Introduction: Approximately 15% of women have chronic dyspareunia that is poorly understood, infrequently cured, often highly problematic, and distressing. Chronic dyspareunia is an urgent health issue.
Aim: To provide recommendations/guidelines concerning state-of-the-art knowledge for the assessment and management of women's sexual pain disorders.
Methods: An international consultation, in collaboration with the major sexual medicine associations, assembled over 200 multidisciplinary experts from 60 countries into 17 committees. One six-member committee focused on women's sexual pain disorders, developing recommendations over a 2-year period.
Main outcome measure: Expert opinion was based on grading of evidence-based medical literature, widespread internal committee discussion, public presentation, and debate.

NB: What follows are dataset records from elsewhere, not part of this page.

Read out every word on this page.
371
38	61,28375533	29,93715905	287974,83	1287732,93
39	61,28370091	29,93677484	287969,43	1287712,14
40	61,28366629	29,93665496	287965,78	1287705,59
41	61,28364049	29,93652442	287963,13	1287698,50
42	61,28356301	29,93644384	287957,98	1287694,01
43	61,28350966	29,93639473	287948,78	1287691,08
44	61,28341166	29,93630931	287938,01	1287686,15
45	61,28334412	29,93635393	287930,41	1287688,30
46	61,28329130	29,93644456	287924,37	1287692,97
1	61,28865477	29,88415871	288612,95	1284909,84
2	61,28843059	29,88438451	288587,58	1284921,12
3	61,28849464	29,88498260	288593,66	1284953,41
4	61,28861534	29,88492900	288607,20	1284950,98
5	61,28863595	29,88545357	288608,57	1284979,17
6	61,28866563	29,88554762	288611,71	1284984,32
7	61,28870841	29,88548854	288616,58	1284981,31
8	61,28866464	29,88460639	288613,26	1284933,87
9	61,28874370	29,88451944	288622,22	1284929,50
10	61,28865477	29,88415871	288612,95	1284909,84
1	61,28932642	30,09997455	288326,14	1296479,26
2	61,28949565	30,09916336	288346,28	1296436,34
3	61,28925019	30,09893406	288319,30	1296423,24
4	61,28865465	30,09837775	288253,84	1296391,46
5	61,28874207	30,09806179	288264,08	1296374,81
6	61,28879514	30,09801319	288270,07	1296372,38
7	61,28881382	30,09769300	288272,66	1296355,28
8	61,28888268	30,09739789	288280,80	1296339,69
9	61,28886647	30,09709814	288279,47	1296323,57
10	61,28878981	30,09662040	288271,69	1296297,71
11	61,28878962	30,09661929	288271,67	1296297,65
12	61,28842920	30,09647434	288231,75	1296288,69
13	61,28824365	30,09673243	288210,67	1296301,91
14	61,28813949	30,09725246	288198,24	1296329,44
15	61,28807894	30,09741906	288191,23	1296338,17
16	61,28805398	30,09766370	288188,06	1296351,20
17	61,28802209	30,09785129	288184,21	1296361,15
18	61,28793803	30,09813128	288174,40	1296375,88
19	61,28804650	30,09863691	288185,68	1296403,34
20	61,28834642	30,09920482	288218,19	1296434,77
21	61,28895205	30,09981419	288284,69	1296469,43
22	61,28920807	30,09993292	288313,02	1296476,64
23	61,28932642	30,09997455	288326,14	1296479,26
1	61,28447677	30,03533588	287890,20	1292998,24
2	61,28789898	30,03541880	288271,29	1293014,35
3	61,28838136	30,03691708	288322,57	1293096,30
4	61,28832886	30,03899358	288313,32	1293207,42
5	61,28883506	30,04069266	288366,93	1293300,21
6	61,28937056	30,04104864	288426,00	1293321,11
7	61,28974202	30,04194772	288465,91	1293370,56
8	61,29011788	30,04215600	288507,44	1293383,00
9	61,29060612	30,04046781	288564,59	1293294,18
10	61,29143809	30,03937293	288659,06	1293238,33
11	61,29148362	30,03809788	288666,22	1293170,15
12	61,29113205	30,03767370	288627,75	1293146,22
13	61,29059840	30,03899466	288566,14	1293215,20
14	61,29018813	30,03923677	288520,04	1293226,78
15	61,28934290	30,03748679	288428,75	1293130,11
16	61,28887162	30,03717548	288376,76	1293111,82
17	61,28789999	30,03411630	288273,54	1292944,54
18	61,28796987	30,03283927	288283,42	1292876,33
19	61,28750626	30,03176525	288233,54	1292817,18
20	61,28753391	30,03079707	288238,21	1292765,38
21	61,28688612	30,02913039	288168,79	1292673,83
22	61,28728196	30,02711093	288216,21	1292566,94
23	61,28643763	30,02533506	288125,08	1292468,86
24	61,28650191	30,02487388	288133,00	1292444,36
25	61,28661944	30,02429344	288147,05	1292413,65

Results: There is increasing evidence for the role of neuropathic pain mechanisms in the pathophysiology of sexual pain disorders. Empirical literature has demonstrated the comorbid presence of clinical psychopathology. With regard to the pathophysiologic role of the pelvic floor and sexual pain disorders, studies reveal that (i) differentiation between vaginismus and dyspareunia using clinical tools is difficult; (ii) vaginal spasms have not been identified; (iii) physical therapists can differentiate vaginismic women from matched controls based on muscle tone/strength differences; (iv) the traditional treatment of vaginismus with vaginal "dilatation" plus psycho-education, desensitization, and so forth is not evidence-based; (v) pelvic floor muscle tone/strength measures for women suffering from vulvar vestibulitis syndrome are intermediate between those of women with vaginismus and no-pain controls; and (vi) the pelvic floor musculature is indirectly innervated by the limbic system and highly reactive to emotional stimuli and states. Pelvic floor therapies for dyspareunia may be effective.
Conclusion: Recommendations include (i) revising the definitions of vaginismus and dyspareunia; (ii) integration of treatment approaches; (iii) validation of nonspecific treatment effects; (iv) controlled studies to test interventions; and (v) sexuality education to help prevent sexual pain.